Segera sesudahnya Konperensi Antar-Indonesia, ialah setelah didapat kepastian, bahwa APRIS yang akan dibentuk itu, akan terdiri dari TNI sebagai intisarinya ditambah dengan kesatuan-kesatuan dari bekas KNIL, VB, dan lain-lain, di Ka­limantan Barat saya mulai berusaha supaya anggota-anggota KNIL bangsa Indone­sia di Kalimantan Barat dengan gembira masuk APRIS.

Sebelum penyerahan kedaulatan, di Kalimantan Barat saya telah siapkan untuk masuk APRIS satu kompi bekas KNIL serta pula satu kompi Dayak, yang telah mendapat latihan. Menurut pendapat saya, yang demikian itu akan memperkuat pasukan TNI, yang menurut hemat saya tentu akan dikirim ke Kalimantan Barat, sesudah penyerahan kedaulatan.
Kecuali dari itu, saya telah membikin program yang agak luas untuk menerima TNI, sedang rencana upacara penyerahan pasukan bekas KNIL dan penerimaannya oleh APRIS telah saya selesaikan pula.

Saudara Ketua,
Apabila diketahui, bagaimana hati saya selalu tertarik oleh kemiliteran, dapatlah digambarkan, bagaimana berdebar-debarnya hati saya sambil menunggu saat upacara itu yang akan dilakukan.
Dapatlah diraba-raba pula, bagaimana besar kekecewaan saya serenta men­dengar, bahwa di luar pengetahuan saya telah diputus untuk mengirimkan dengan begitu saja TNI ke Kalimantan Barat.
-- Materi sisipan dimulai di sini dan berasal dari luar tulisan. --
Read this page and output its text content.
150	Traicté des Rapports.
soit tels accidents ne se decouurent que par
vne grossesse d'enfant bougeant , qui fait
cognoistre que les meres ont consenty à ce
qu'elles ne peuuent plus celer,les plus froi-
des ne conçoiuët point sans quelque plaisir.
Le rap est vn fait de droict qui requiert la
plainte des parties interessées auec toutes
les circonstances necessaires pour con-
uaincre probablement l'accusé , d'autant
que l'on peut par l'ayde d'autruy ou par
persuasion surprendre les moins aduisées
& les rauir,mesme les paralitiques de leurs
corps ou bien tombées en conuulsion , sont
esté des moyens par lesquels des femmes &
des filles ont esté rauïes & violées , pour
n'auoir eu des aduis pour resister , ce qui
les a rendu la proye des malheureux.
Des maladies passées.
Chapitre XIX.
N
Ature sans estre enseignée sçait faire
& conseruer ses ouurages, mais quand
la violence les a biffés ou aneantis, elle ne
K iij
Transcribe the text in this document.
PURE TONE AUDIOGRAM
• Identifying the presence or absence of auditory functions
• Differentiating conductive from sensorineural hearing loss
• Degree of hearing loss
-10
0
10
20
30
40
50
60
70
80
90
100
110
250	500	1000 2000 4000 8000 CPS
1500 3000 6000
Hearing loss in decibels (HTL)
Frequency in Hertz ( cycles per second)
Adalah maksud saya untuk membicarakan dengan Menteri Pertahanan sekembali saya di Indonesia rencana dan skema saya, supaya pemasukan orang-orang bekas KNIL ke dalam APRIS berjalan dengan lancar dan cepat. Akan tetapi yang demikian itu sudah tidak perlu lagi, karena Staf Angkatan Perang rupanya sudah mempunyai rencana yang sama sekali berlainan.

Dengan sendirinya saya akui, bahwa Menteri Pertahananlah yang bertanggung jawab sepenuhnya akan segala hal mengenai angkatan perang. Untuk menempatkan pasukan APRIS di Kalimantan Barat beliau tidak perlu izin dari saya. Akan tetapi saya menjadi anggota kabinet juga dan di samping itu Kepala Daerah Ka­limantan Barat, yang lebih mengetahui keadaan di Kalimantan Barat dari pada siapapun juga, sekalipun de facto saya tidak memangku jabatan.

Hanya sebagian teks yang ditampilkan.